ST. PAUL -- Negotiators have three weeks to draft an ending to the Legislature's tax relief sequel, a considerable chore given the differences among the House, Senate and Gov. Jesse Ventura.
The House staked out its position Monday, voting 85-47 for a plan that includes income tax cuts, a sales tax rebate and other relief totaling $3.2 billion over three years. It is more than twice as costly as the Senate bill. Both differ greatly from that proposed by Ventura, who has only a rebate and license fee cuts on his agenda.
''Three weeks is an eternity. It can't get any more difficult than closing up the session last year,'' said House Majority Leader Tim Pawlenty, recalling deliberations over spending bills and a $2.9 billion tax relief package that kept lawmakers working until midnight of the final day.
The House GOP plan -- which leaders describe as a ''lunch bucket'' tax cut focused on middle-income Minnesotans -- drew criticism from all corners Monday.
House Minority Leader Tom Pugh mocked the GOP slogan and argued that cuts for all three tax brackets skew relief toward the wealthiest Minnesotans and make the package unaffordable in the long haul.
Senate Majority Leader Roger Moe, DFL-Erskine, said the plan uses ''phony money'' from economic projections that are too rosy.
In a letter to House Speaker Steve Sviggum, Ventura called the Republican plan ''reckless'' because it is partly financed with one-time money. The plan depends indirectly on tobacco settlement money and federal welfare funds.
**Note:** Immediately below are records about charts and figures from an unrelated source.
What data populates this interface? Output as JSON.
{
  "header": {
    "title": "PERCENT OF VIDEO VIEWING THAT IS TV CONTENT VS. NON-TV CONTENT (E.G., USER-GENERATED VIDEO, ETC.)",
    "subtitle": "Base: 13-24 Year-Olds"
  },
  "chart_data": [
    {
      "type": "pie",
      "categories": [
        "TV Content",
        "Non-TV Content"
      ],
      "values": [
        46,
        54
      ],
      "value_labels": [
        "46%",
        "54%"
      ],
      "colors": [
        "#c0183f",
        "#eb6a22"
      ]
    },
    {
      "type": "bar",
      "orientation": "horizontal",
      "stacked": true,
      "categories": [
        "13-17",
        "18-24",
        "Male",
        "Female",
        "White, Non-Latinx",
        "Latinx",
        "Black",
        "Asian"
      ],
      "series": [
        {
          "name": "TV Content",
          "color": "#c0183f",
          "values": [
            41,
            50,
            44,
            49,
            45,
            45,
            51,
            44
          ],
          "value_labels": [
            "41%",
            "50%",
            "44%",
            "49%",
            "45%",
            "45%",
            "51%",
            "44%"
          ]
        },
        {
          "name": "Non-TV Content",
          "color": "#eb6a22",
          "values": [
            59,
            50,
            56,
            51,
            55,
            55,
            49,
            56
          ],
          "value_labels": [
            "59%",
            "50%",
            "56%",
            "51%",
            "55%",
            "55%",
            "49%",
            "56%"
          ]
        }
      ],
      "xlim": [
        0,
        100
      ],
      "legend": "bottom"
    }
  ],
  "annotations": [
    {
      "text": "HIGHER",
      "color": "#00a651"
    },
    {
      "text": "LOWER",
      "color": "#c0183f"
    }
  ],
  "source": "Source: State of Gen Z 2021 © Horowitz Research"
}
''I would not sign this legislation if it reached my desk out of respect to Minnesota taxpayers,'' he wrote, adding that ''it commits to more than we can afford.''
Through it all, House Republicans stuck behind their proposal for across-the-board tax cuts, which they say will attract new businesses to the state by making the tax system more palatable to employees.
Under the bill, the top and bottom tax brackets would be reduced by one-half a percentage point and the middle bracket would fall three-quarters of a percentage point. Starting at the top, the three new rates would be 7.5 percent, 6.5 percent and 5 percent.
DFLers failed on several attempts to eliminate the top-tier cut, mostly on party-line votes.